Grafing – Leise schnurrt der E-Bus die Landstraße entlang. Nur zwei Fahrgäste sitzen während der kurzen Fahrt von Grafing Stadt nach Grafing Bahnhof im Landkreis Ebersberg noch in dem nagelneuen Gefährt. Nein, sagt eine ältere Frau, dass der Bus eine Neuheit sei, habe sie gar nicht bemerkt. „Aber es stimmt: Er rappelt nicht so wie unsere alten Busse. Das ist ein anderes Geräusch.“
„Zero emission“ prangt unübersehbar am Heck des Busses. Wer genauer hinschaut, entdeckt französische Nummernschilder. Denn der Bus ist ein Franzose – eine Leihgabe des Herstellers Heuliez. Noch bis Freitag fährt er auf der Linie 443 und 447 zwischen Aßling bis Grafing sowie in Steinhöring.
Ein reiner Landeinsatz also. „Das ist neu und schwieriger als ein reiner Einsatz innerorts“, sagt MVV-Pressesprecherin Franziska Hartmann. Im Landkreis schwingt Optimismus mit, dass sich das Fahrzeug bewährt: „Wir hoffen auf positive Erfahrungen“, erklärt Ebersbergs Landrat Robert Niedergesäß (CSU).
Ganz reibungslos ist der Start indes nicht verlaufen. Am vergangenen Montag war der Bus erstmals den ganzen Tag im Einsatz. Dann ging es über Nacht ins Depot des Busunternehmens Reisberger in Frauenneuharting zum Aufladen. Als die Frühschicht am Dienstag begann, stellte sich heraus, dass der Bus nicht voll aufgeladen war. „Um 5 Uhr früh hatte er nur 40 Prozent“, sagt Fahrer Petar Drumer. Und auf der nur gut zehn Kilometer langen und manchmal leicht hügeligen Strecke von Aßling nach Grafing hat er schon gleich fünf Prozent der Stromleistung verzehrt – und dabei fuhr er fast leer, denn um 11 Uhr vormittags hatten sich nur vier bis fünf Fahrgäste in den Bus verirrt. „Wer weiß, wie es ist, wenn der Bus voll besetzt ist“, meint Drumer. Er klingt leicht skeptisch.

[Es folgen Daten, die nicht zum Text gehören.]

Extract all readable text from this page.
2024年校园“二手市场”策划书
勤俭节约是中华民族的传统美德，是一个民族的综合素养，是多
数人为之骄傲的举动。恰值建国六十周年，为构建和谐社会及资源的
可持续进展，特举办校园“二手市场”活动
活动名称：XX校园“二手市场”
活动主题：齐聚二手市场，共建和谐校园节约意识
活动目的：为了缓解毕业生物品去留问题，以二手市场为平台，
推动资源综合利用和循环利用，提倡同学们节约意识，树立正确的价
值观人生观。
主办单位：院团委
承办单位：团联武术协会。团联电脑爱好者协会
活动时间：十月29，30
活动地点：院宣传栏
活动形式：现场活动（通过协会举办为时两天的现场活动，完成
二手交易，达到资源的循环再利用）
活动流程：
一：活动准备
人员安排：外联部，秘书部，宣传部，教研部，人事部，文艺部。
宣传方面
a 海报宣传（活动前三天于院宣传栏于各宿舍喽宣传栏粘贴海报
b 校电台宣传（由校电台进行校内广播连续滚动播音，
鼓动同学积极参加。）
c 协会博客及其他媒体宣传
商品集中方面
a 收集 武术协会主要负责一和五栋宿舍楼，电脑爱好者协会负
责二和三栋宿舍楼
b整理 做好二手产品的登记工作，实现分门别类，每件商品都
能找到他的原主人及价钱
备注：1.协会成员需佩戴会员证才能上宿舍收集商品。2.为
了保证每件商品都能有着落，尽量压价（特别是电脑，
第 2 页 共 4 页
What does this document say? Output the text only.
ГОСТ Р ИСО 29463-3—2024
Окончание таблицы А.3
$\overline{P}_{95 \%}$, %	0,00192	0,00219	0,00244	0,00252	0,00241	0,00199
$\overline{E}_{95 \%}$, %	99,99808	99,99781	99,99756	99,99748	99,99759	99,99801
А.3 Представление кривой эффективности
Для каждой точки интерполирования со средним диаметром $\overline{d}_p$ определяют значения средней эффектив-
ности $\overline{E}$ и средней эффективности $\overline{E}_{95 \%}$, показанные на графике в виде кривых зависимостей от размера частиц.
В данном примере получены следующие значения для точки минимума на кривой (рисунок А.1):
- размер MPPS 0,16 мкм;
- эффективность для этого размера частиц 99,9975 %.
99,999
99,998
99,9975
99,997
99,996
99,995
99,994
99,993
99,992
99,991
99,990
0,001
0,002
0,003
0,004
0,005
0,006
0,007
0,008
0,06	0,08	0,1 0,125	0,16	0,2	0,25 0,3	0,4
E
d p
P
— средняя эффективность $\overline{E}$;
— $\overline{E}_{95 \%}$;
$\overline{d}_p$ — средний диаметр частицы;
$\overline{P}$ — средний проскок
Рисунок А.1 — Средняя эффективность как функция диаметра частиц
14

Der Landkreis Ebersberg ist nicht das einzige Testgebiet für E-Busse. Im Nachbarlandkreis München soll im Dezember ein ambitionierter Versuch starten: Die Buslinie 232, die innerorts die Haltestellen in Unterföhring abklappert, soll komplett auf E-Verkehr umgestellt werden. Im September beginnen Testfahrten. Busunternehmer Josef Ettenhuber hat drei E-Busse des polnischen Herstellers Solaris gekauft. Das lag nahe, denn der Großteil seiner Diesel-Busflotte ist ebenfalls von Solaris. „Dann tut man sich beim Austausch von Ersatzteilen leichter“, sagt Ettenhuber. Auch drei Schnellladesäulen hat er auf seinem Betriebshof in Feldkirchen installiert – die Busse müssen schließlich nachts aufgeladen werden. Tagsüber steht die Anlage nahe dem Autobahnkreuz München-Ost auch für E-Autos zur Verfügung.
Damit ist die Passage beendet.